O prosseguimento da industrialização permite
que, apesar daquele processo de reenquadramento
a que nos referimos, o operariado continue a se
estruturar; uma medida justa da sua força, aumentada
com o sucesso da Revolução Russa de 1917, nos
é dada pela extensão da greve de 1919, no Recife. A
sua crescente unificação em torno de umas poucas
organizações, o que não se verificava no início do
século, ao lado de uma definição de programas cada
vez mais precisos, dá-lhe condições de funcionar
como uma força política de peso.
PALMEIRA, M. Nordeste: violência e política no século XX, p. 53-62
58 Revista de Ciências Sociais v. 37 n. 1 2006
Dos conflitos aristocracia rural-burguesia e
burguesia-operariado urbano, vai nascer uma aliança
sui generis na política nordestina, entre a aristocracia
rural em declínio e o operariado e pequena-burguesia
contra a burguesia comercial e usineira. Tal aliança
identifica o latifúndio apenas à concentração territorial,
ou seja, à usina, e postula uma visão idílica do
engenho como exemplo de pequena propriedade; tal
concepção, mais do que pelos partidos de esquerda
propriamente ditos, é veiculada pelos partidos socialistas
que aparecem nos Estados, agrupando antigos
senhores de engenho e intelectuais a eles ligados
muitas vezes por laços de parentesco, transbordando
de radicalismo de início, mas tendendo a firmar não
uma posição socialista de fato, mas apenas cooperativista.
Essa polarização se desfaz, nas áreas menos
desenvolvidas da região, algum tempo após o desaparecimento
do Estado Novo, ou seja, já na década
dos 40, por efeito da acomodação entre fornecedores
de cana e usineiros, cujo marco mais significativo é
o Estatuto da Lavoura Canavieira, assegurando aos
primeiros garantias através da fixação de quotas de
fornecimento de cana, em contraste com a lei de
1933, que criou o Instituto do Açúcar e do Álcool,
que beneficiava nitidamente os usineiros. Nas áreas
mais desenvolvidas – Pernambuco – ela se mantém
até a segunda metade dos anos 1950, objetivada na
aliança entre o Partido Comunista Brasileiro (PCB)
e a União Democrática Nacional (UDN).
As modificações que se processam no âmbito
das forças produtivas no Nordeste, durante a primeira
metade do século XX, não se fazem acompanhar
por mudanças significativas nas relações de produção.
O caráter de agricultura de exportação que
permanece, apesar das mudanças tecnológicas, permite
que as novas forças produtivas encontrem um
equilíbrio suficientemente estável, com relações de
produção inerentes ao modo de produção anterior.
A tendência que se verifica, então, é no sentido da
“feudalização” das usinas, como das indústrias em
geral, e não, como seria de se esperar, de acordo com
o modelo clássico de desenvolvimento, de capitalização
dos setores menos avançados da economia.

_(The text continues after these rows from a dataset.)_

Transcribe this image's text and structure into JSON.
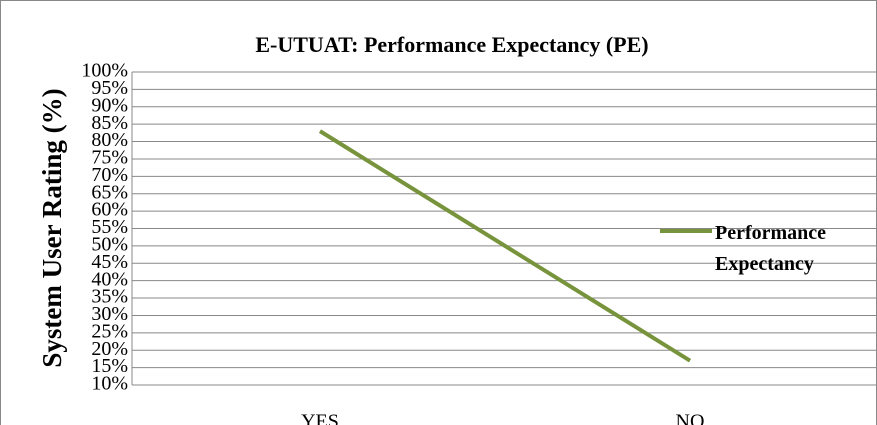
{
  "chart_data": {
    "type": "line",
    "title": "E-UTUAT: Performance Expectancy (PE)",
    "y_label": "System User Rating (%)",
    "categories": [
      "YES",
      "NO"
    ],
    "series": [
      {
        "name": "Performance Expectancy",
        "color": "#77933c",
        "values": [
          83,
          17
        ]
      }
    ],
    "ylim": [
      10,
      100
    ],
    "yticks": [
      {
        "value": 10,
        "label": "10%"
      },
      {
        "value": 15,
        "label": "15%"
      },
      {
        "value": 20,
        "label": "20%"
      },
      {
        "value": 25,
        "label": "25%"
      },
      {
        "value": 30,
        "label": "30%"
      },
      {
        "value": 35,
        "label": "35%"
      },
      {
        "value": 40,
        "label": "40%"
      },
      {
        "value": 45,
        "label": "45%"
      },
      {
        "value": 50,
        "label": "50%"
      },
      {
        "value": 55,
        "label": "55%"
      },
      {
        "value": 60,
        "label": "60%"
      },
      {
        "value": 65,
        "label": "65%"
      },
      {
        "value": 70,
        "label": "70%"
      },
      {
        "value": 75,
        "label": "75%"
      },
      {
        "value": 80,
        "label": "80%"
      },
      {
        "value": 85,
        "label": "85%"
      },
      {
        "value": 90,
        "label": "90%"
      },
      {
        "value": 95,
        "label": "95%"
      },
      {
        "value": 100,
        "label": "100%"
      }
    ],
    "grid": true,
    "legend": "right"
  }
}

Isto
se prende, sem dúvida, ao caráter histórico concreto
do que chamamos de burguesia rural usineira. Esta
não tem uma origem única e não se distingue nítida
e completamente da velha aristocracia rural dos
engenhos; poderíamos mesmo dizer que só existe
como burguesia (ou seja, retém um caráter inovador)

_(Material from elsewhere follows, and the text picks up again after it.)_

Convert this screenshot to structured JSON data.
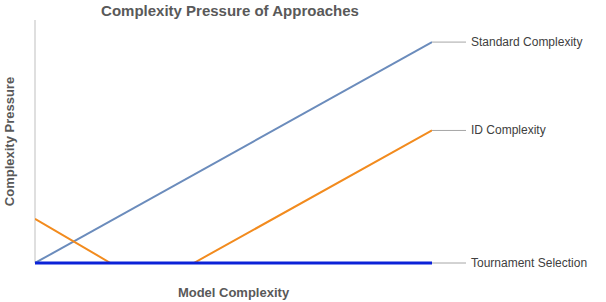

enquanto dura a sua luta pelo controle da produção
açucareira, “aristocratizando-se”, num segundo
momento, e tentando mesmo repetir, em ponto
maior, o estilo de vida dos senhores de engenho. Tal
tendência está, sem dúvida, à base da resolução, ou,
ao menos, da atenuação, do conflito entre usineiros
e fornecedores de cana.
A Revolução de 1930, que, no que diz respeito
ao país como um todo, seria, antes de mais nada, um
movimento da pequena-burguesia que criaria condições
para a industrialização e para a emergência
de uma burguesia industrial com interesses próprios,
no Nordeste será, basicamente, um movimento antiburguesia,
um movimento resultante daquela associação
de interesses de classes dos antigos senhores
de engenho, da pequena-burguesia e do operariado
urbanos, contra a nova burguesia agrária-comercialindustrial.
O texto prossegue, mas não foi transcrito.